When you are an interpreter or translator, or both, and you learn that translation and interpretation made it into the Occupational Outlook Handbook of the United States Department of Labor’s Bureau of Labor Statistics for the first time in the 2004-2005 edition, you feel excited about it. Indeed, it was a happy event –a sign that our profession is being acknowledged as such.

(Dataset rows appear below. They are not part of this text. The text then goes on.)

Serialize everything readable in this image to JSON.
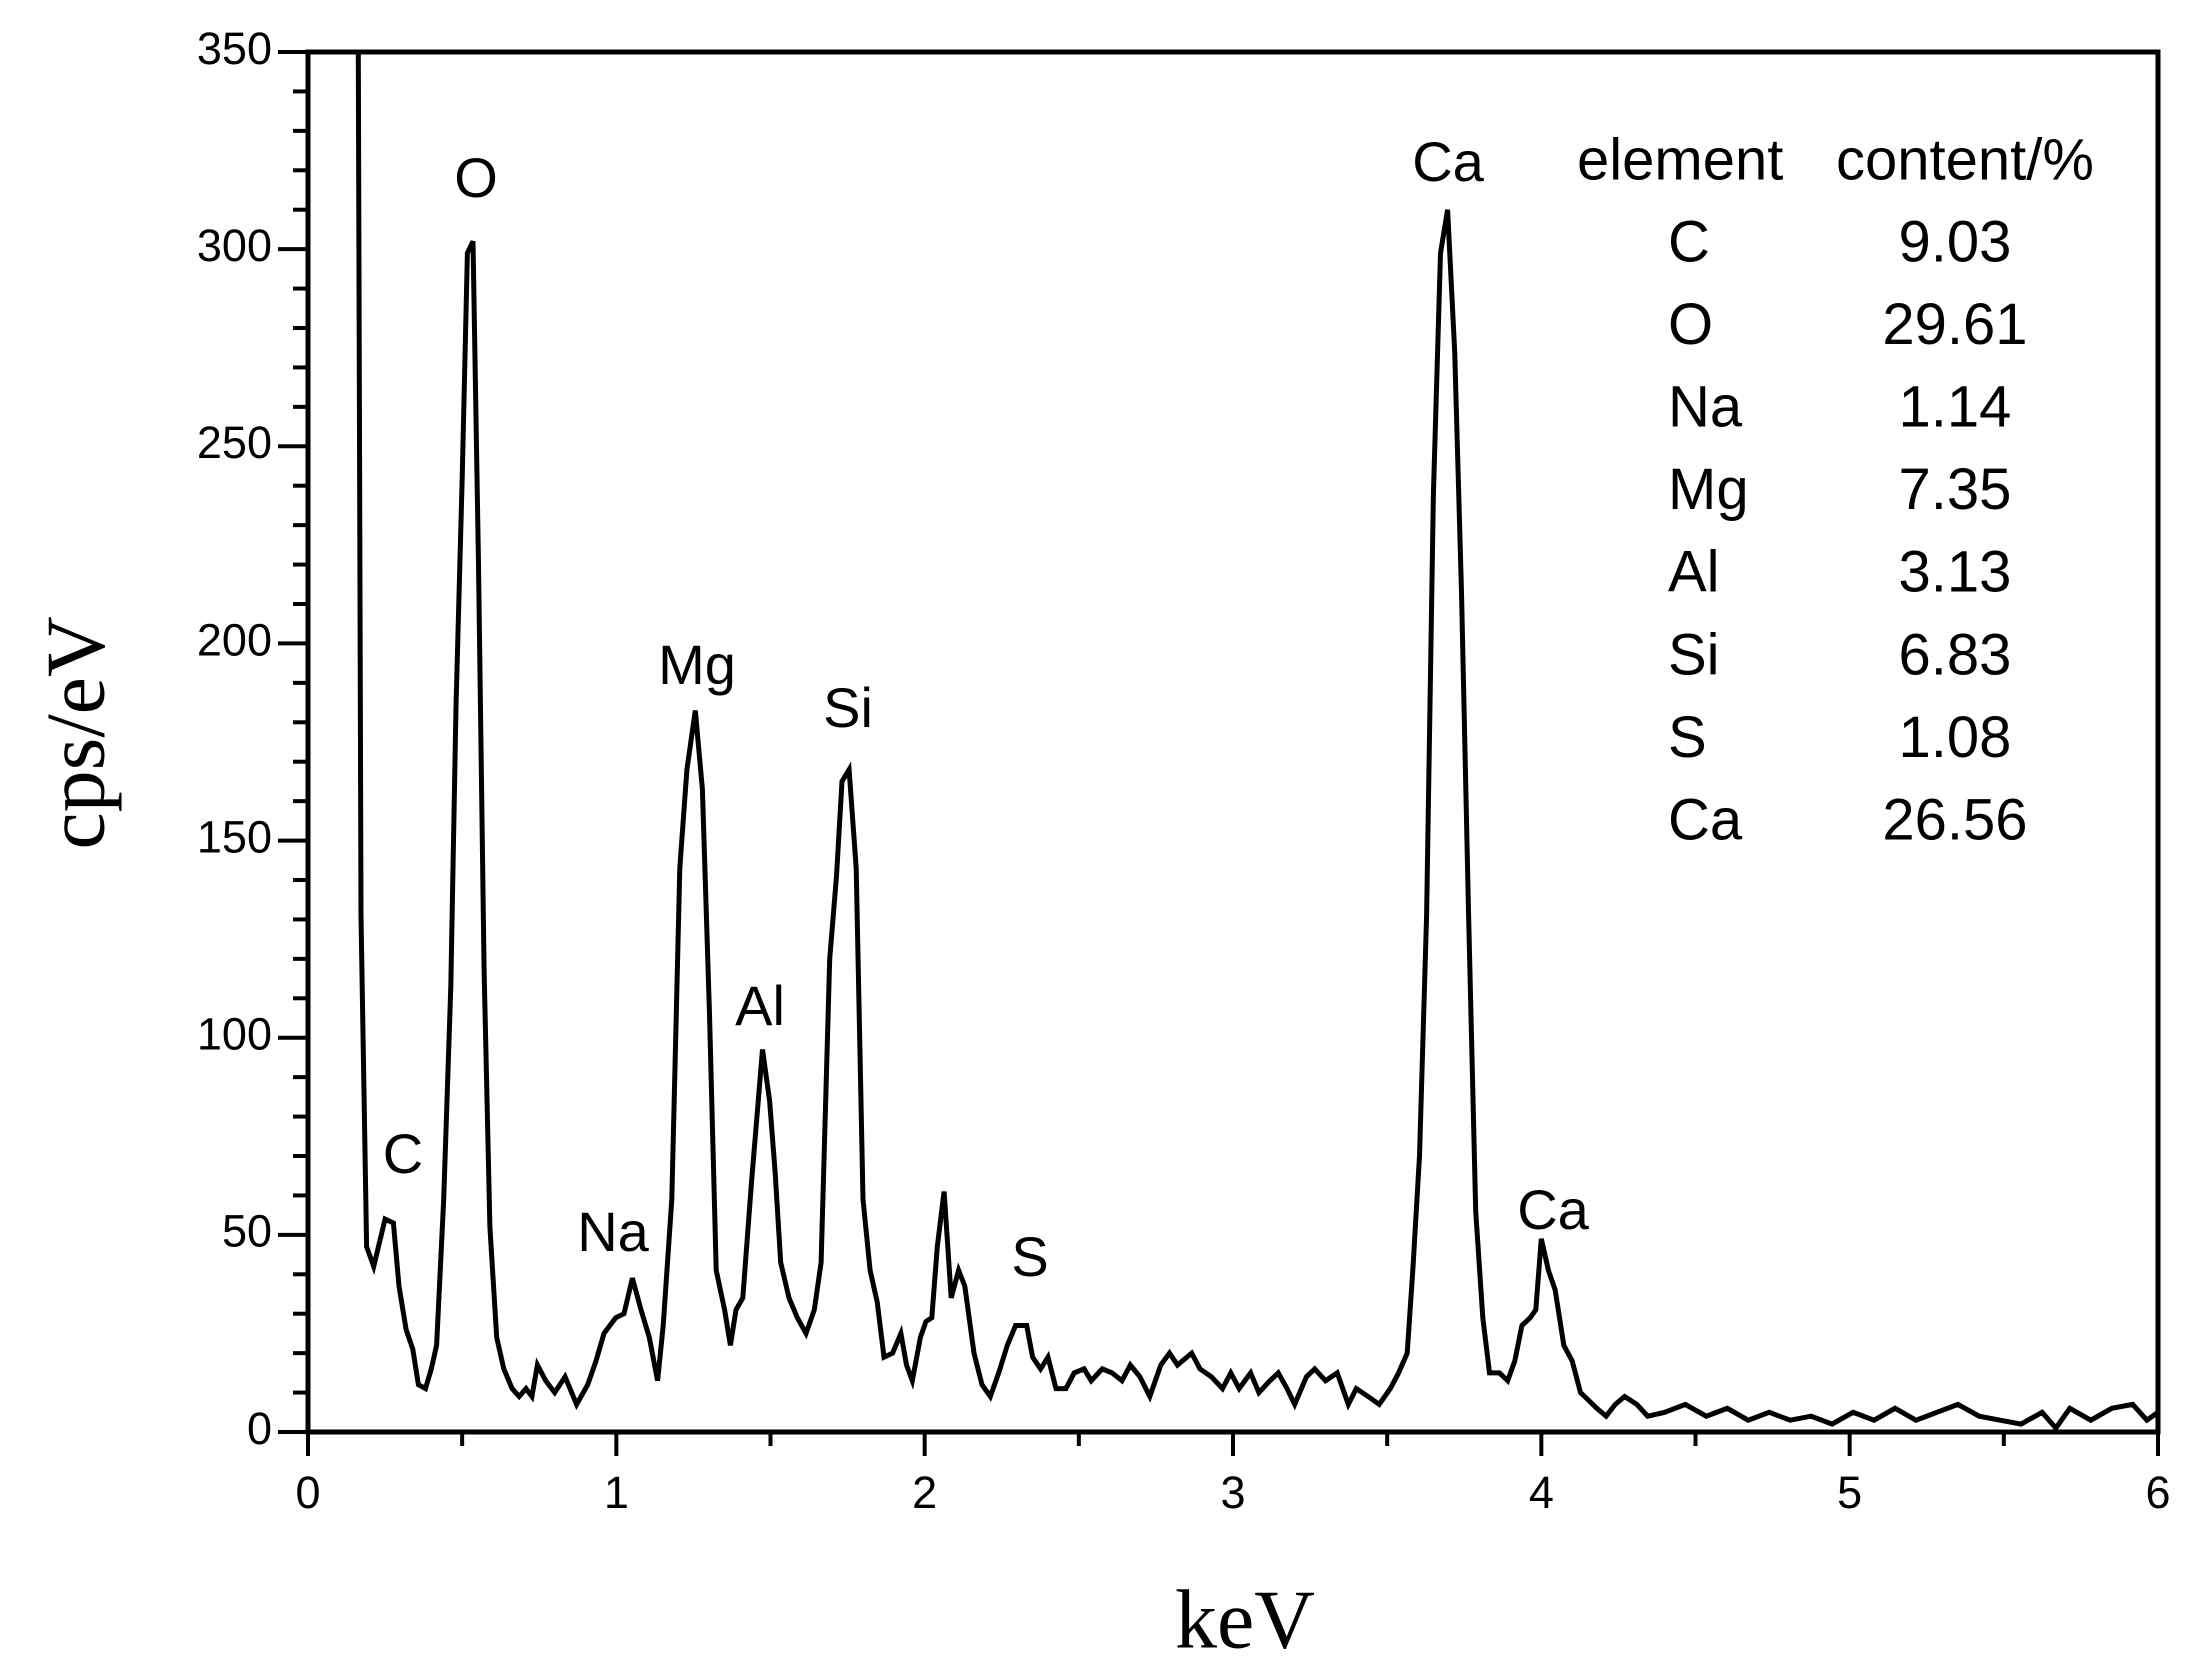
{
  "chart_data": {
    "type": "line",
    "x_label": "keV",
    "y_label": "cps/eV",
    "xlim": [
      0,
      6
    ],
    "ylim": [
      0,
      350
    ],
    "xticks": [
      0,
      1,
      2,
      3,
      4,
      5,
      6
    ],
    "yticks": [
      0,
      50,
      100,
      150,
      200,
      250,
      300,
      350
    ],
    "xminorticks": [
      0.5,
      1.5,
      2.5,
      3.5,
      4.5,
      5.5
    ],
    "yminorticks": [
      10,
      20,
      30,
      40,
      60,
      70,
      80,
      90,
      110,
      120,
      130,
      140,
      160,
      170,
      180,
      190,
      210,
      220,
      230,
      240,
      260,
      270,
      280,
      290,
      310,
      320,
      330,
      340
    ],
    "color": "#000000",
    "x": [
      0.163,
      0.172,
      0.19,
      0.213,
      0.25,
      0.277,
      0.295,
      0.318,
      0.34,
      0.358,
      0.381,
      0.4,
      0.417,
      0.44,
      0.463,
      0.48,
      0.5,
      0.517,
      0.535,
      0.553,
      0.571,
      0.59,
      0.612,
      0.635,
      0.662,
      0.685,
      0.707,
      0.726,
      0.744,
      0.771,
      0.8,
      0.834,
      0.871,
      0.907,
      0.934,
      0.96,
      0.998,
      1.025,
      1.052,
      1.08,
      1.107,
      1.134,
      1.152,
      1.18,
      1.206,
      1.229,
      1.256,
      1.279,
      1.302,
      1.324,
      1.351,
      1.37,
      1.388,
      1.41,
      1.438,
      1.474,
      1.497,
      1.515,
      1.533,
      1.56,
      1.587,
      1.615,
      1.642,
      1.664,
      1.692,
      1.714,
      1.732,
      1.755,
      1.778,
      1.8,
      1.823,
      1.846,
      1.868,
      1.896,
      1.923,
      1.941,
      1.96,
      1.986,
      2.004,
      2.023,
      2.041,
      2.063,
      2.086,
      2.11,
      2.13,
      2.16,
      2.186,
      2.213,
      2.24,
      2.268,
      2.295,
      2.331,
      2.35,
      2.376,
      2.4,
      2.426,
      2.458,
      2.485,
      2.517,
      2.54,
      2.576,
      2.608,
      2.64,
      2.667,
      2.698,
      2.73,
      2.766,
      2.794,
      2.82,
      2.866,
      2.893,
      2.93,
      2.966,
      2.993,
      3.02,
      3.057,
      3.084,
      3.12,
      3.147,
      3.175,
      3.2,
      3.238,
      3.265,
      3.3,
      3.338,
      3.374,
      3.4,
      3.438,
      3.474,
      3.51,
      3.537,
      3.565,
      3.583,
      3.605,
      3.628,
      3.65,
      3.673,
      3.696,
      3.719,
      3.741,
      3.764,
      3.787,
      3.81,
      3.832,
      3.864,
      3.891,
      3.914,
      3.937,
      3.964,
      3.982,
      4.0,
      4.023,
      4.045,
      4.073,
      4.1,
      4.127,
      4.154,
      4.18,
      4.21,
      4.24,
      4.27,
      4.31,
      4.345,
      4.4,
      4.467,
      4.535,
      4.603,
      4.671,
      4.739,
      4.807,
      4.875,
      4.943,
      5.011,
      5.079,
      5.147,
      5.215,
      5.283,
      5.351,
      5.42,
      5.488,
      5.556,
      5.624,
      5.669,
      5.714,
      5.782,
      5.85,
      5.918,
      5.964,
      6.0
    ],
    "values": [
      350,
      131,
      47,
      42,
      54,
      53,
      37,
      26,
      21,
      12,
      11,
      16,
      22,
      59,
      113,
      184,
      242,
      299,
      302,
      220,
      117,
      52,
      24,
      16,
      11,
      9,
      11,
      9,
      17,
      13,
      10,
      14,
      7,
      12,
      18,
      25,
      29,
      30,
      39,
      31,
      24,
      13,
      27,
      59,
      143,
      168,
      183,
      163,
      106,
      41,
      31,
      22,
      31,
      34,
      63,
      97,
      84,
      66,
      43,
      34,
      29,
      25,
      31,
      43,
      120,
      141,
      165,
      168,
      143,
      59,
      41,
      33,
      19,
      20,
      25,
      17,
      13,
      24,
      28,
      29,
      47,
      61,
      34,
      41,
      37,
      20,
      12,
      9,
      15,
      22,
      27,
      27,
      19,
      16,
      19,
      11,
      11,
      15,
      16,
      13,
      16,
      15,
      13,
      17,
      14,
      9,
      17,
      20,
      17,
      20,
      16,
      14,
      11,
      15,
      11,
      15,
      10,
      13,
      15,
      11,
      7,
      14,
      16,
      13,
      15,
      7,
      11,
      9,
      7,
      11,
      15,
      20,
      41,
      70,
      131,
      238,
      299,
      310,
      274,
      213,
      131,
      56,
      29,
      15,
      15,
      13,
      18,
      27,
      29,
      31,
      49,
      41,
      36,
      22,
      18,
      10,
      8,
      6,
      4,
      7,
      9,
      7,
      4,
      5,
      7,
      4,
      6,
      3,
      5,
      3,
      4,
      2,
      5,
      3,
      6,
      3,
      5,
      7,
      4,
      3,
      2,
      5,
      1,
      6,
      3,
      6,
      7,
      3,
      5
    ],
    "annotations": [
      "O",
      "C",
      "Na",
      "Mg",
      "Al",
      "Si",
      "S",
      "Ca",
      "Ca"
    ],
    "table": {
      "columns": [
        "element",
        "content/%"
      ],
      "rows": [
        [
          "C",
          9.03
        ],
        [
          "O",
          29.61
        ],
        [
          "Na",
          1.14
        ],
        [
          "Mg",
          7.35
        ],
        [
          "Al",
          3.13
        ],
        [
          "Si",
          6.83
        ],
        [
          "S",
          1.08
        ],
        [
          "Ca",
          26.56
        ]
      ]
    }
  }
}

Then, when you learn that the 2012-2013 edition of the same Occupational Outlook Handbook reports that the estimated number of jobs in T&I in 2010 was 58,000 and that the job outlook in the field for 2010-2020 is for growth of 42%, which is much faster than average, then you start to feel very optimistic about the changes in the field and what the future will hold in terms of career opportunity and especially the possibility of making better wages
Finally, when even a local TV channel airs a piece produced by CNN Money saying that interpretation and translation is one of the fifteen fastest growing occupations in the nation (which happened this week), you go “wait a minute.” Where are those jobs? Am I missing something? In my October 18 post, I reported massive staff interpreter layoffs at a local hospital. Yet, respectable organizations like the U.S. Department of Labor and CNN convey bright news for interpreters and translators. As I pondered in my post, was that massive layoff of healthcare interpreters a mere hiccup? Is there hope for jobs in our profession?
Obviously, I assume the projections of the Department of Labor are reliable, but the reality on the ground feels very different. As an interpreter and translator, and above all as an interpreter and translator trainer, I remain optimistic that the profession is indeed growing, that interpreters and translators will be in greater demand, and that this tough job market will get better.